Any help would be appreciated!
No!
Proof by reductio ad impossibile.
Suppose that there is exist such polynomial $\displaystyle f(n)$.
$\displaystyle f(n)=a_kn^k+...+a_1n+a_0$
Let now $\displaystyle n=n_0$ such that $\displaystyle f(n_0)=p$, when $\displaystyle p$ is prime.
Let now be $\displaystyle t\in\mathbb{N}$, and let us look at:
$\displaystyle f(n_0+tp)=a_k(n_0+tp)^k+...+a_1(n_0+tp)+a_0$
$\displaystyle =a_kn_0^k+...+a_1n_0+a_0+pQ(t)$
$\displaystyle =f(n_0)+pQ(t)$
$\displaystyle =p+pQ(t)=p(1+Q(t))$
$\displaystyle Q(t)$ is polynomial with integer coefficients.

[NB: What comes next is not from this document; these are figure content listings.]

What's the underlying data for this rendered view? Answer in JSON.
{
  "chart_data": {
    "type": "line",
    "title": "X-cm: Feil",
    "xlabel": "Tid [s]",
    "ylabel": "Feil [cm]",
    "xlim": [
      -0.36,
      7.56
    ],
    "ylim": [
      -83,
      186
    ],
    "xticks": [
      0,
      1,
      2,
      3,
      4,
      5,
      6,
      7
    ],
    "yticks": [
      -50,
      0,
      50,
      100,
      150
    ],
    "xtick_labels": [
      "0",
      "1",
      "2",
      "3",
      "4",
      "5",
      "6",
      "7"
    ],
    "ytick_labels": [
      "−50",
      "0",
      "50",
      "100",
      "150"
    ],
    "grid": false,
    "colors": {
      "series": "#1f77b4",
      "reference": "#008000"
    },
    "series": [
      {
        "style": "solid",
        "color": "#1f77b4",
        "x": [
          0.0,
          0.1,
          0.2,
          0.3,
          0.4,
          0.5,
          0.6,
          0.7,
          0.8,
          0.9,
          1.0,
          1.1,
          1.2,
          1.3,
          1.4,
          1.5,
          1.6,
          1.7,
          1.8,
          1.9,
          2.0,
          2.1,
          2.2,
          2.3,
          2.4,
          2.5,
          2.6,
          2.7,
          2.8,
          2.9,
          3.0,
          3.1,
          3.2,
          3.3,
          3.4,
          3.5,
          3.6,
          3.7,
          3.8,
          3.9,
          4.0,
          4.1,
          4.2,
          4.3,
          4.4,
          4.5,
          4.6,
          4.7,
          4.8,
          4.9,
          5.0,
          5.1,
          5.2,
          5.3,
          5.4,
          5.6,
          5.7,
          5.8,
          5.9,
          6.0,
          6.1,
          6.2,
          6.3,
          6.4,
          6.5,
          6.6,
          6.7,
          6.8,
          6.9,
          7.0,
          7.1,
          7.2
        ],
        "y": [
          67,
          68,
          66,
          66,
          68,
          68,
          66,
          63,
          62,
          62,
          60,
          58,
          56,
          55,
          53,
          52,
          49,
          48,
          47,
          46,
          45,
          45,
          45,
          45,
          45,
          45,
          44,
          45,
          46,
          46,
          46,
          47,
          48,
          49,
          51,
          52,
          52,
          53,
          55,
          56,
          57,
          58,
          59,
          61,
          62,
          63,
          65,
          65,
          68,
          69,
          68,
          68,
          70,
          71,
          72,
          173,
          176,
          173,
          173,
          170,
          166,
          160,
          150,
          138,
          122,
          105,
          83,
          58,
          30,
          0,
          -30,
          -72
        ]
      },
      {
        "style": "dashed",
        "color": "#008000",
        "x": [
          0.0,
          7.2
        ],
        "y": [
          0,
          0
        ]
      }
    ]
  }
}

So, $\displaystyle p\mid{f(n_0+tp)}$, but $\displaystyle f(n)$ is generates primes only, therefor $\displaystyle f(n_0+tp)=p$ for all integer $\displaystyle t$.
Now, from the fact that polynomial can't have the same value more than $\displaystyle k$ times, we get the contradiction!
Here some interesting polynomials:
$\displaystyle f(n)=110,437+13,860n$ when $\displaystyle n=0,1,...,10$ then $\displaystyle f(n)$ is prime...
Also(famous one):
$\displaystyle f(n)=n^2+n+41$
There are many such functions. For example, Riemann gave an explicit formula for the number of primes less than $\displaystyle x$. A prime-yielding formula can be easily constructed from this.
There is also a positive constant $\displaystyle A$, known as Mill's constant, such that $\displaystyle \lfloor A^{3^n}\rfloor$ is prime for every $\displaystyle n$. It's about $\displaystyle 1.306...$ if the Riemann hypothesis is correct. It yields the sequence of primes $\displaystyle 2, 11, 1361, 2521008887, ...$.
Also, the simple recurrence relation $\displaystyle a_1=7, a_{n+1}=a_n+\mbox{gcd}(a_n,n)$ generates only primes.
There is no reason why any given kind of "formula for primes" could not exist. It is a popular belief that there is no such thing; I've even heard non-mathematicians claim it, as if it were some kind of established result. I don't believe the OP was asking a silly question at all, because there do exist many such formulae.
Here's another proof that no non-constant polynomial with integer coefficients yields only primes. Let $\displaystyle c=f(0)$ be the constant term of this polynomial. It's quite easy to see that $\displaystyle f(mc)$ is divisible by $\displaystyle c$ for every integer $\displaystyle m$.